I think the Lindy effect is less about making strong arguments about which tool to use in debates, and more about calling out and explaining a real life phenomenon.
I've invoked it in my job mostly to explain to younger developers why learning vim keybindings+terminal git usage while they have the most plasticity is most likely going to be a good bet for the remainder of their career, as editors, operating systems and associated keybindings & UI will change around them much more often than those fundamentals.
It's not a guarantee, and i wouldn't bet my entire business on the Lindy effect, but it is worth reflecting on it as an explanation of something that is paradoxical or not obvious.
> I've invoked it in my job mostly to explain to younger developers why learning vim keybindings+terminal git usage
Interesting - I see it as the opposite: learning the git CLI is pointless.

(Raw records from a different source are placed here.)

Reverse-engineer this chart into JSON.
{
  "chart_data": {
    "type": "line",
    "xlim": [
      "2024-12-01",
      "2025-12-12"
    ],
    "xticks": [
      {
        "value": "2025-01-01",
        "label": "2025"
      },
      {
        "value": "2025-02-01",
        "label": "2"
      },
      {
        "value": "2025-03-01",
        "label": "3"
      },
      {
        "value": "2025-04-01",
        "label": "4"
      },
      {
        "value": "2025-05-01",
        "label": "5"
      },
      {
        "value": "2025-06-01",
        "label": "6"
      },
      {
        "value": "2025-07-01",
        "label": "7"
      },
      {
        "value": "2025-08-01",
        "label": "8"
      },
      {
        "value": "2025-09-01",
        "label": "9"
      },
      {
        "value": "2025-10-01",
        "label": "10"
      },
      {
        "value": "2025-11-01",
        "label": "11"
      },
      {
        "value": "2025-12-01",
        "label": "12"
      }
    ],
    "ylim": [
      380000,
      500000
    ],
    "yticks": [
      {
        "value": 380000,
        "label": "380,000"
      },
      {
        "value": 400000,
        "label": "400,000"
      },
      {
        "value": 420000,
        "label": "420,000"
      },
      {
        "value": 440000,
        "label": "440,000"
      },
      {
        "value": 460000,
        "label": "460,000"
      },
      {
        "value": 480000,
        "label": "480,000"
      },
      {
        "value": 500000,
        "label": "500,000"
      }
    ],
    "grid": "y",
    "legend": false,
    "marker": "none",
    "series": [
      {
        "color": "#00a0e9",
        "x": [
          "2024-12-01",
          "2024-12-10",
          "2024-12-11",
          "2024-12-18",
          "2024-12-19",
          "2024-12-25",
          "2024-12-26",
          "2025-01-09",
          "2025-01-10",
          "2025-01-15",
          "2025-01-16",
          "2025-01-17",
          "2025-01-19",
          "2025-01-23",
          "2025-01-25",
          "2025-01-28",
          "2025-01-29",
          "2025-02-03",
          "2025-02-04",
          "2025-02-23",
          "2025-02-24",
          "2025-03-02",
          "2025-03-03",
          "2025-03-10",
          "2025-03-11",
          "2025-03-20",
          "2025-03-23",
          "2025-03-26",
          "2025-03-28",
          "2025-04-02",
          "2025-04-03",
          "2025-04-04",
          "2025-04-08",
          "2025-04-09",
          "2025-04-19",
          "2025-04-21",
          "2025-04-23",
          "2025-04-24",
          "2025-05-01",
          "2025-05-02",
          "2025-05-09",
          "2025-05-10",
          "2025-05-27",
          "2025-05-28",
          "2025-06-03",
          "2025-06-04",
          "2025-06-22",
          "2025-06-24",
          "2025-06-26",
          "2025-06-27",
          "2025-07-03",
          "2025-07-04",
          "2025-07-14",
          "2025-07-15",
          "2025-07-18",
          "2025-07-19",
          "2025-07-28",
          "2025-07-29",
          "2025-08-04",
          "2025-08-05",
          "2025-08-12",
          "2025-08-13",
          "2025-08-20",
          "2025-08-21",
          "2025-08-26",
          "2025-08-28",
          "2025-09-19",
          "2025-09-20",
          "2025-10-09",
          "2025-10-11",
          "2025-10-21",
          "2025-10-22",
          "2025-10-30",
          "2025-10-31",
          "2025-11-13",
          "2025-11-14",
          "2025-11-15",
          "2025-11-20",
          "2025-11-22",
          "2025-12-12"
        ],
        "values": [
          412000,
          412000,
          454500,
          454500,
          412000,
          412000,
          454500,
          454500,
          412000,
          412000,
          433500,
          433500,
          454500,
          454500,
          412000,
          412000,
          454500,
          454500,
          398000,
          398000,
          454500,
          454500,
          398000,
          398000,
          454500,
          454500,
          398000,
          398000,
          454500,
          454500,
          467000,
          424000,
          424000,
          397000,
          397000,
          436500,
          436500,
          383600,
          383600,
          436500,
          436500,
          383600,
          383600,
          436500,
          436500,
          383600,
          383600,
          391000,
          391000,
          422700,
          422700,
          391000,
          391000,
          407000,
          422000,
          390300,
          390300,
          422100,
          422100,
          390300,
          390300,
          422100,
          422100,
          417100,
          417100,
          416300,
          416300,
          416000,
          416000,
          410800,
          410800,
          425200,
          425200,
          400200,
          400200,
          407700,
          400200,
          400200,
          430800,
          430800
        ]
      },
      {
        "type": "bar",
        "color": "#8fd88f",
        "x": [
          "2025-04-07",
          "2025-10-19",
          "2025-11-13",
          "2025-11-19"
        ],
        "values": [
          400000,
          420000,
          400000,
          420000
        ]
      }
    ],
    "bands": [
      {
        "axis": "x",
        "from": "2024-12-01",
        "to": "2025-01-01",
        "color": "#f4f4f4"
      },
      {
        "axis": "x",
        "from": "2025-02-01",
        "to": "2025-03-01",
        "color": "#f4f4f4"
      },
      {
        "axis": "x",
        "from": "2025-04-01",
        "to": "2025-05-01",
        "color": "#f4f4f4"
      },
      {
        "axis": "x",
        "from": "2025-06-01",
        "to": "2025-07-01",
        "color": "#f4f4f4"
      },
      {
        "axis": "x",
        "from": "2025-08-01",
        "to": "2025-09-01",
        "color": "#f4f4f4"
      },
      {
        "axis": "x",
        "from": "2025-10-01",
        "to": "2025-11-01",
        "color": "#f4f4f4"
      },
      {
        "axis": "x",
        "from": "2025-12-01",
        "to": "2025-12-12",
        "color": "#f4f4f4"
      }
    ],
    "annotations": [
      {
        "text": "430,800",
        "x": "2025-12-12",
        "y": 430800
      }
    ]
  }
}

It’s slow, clunky and it doesn’t teach you any of the very interesting inner-workings of Git.
There are much better things to spend time learning, especially if your editor has a native git integration.
I agree and the article uses Lindy not in descriptive but prescriptive level.
For prescriptive, I would use Chesterton's Fence https://fs.blog/chestertons-fence/
This article from yesterday -
Good Tools Are Invisible
https://news.ycombinator.com/item?id=48858121
In my opinion, software tools are different from software libraries.
Knowing RDBMS concepts and SQL is one thing, vim and git are something else altogether.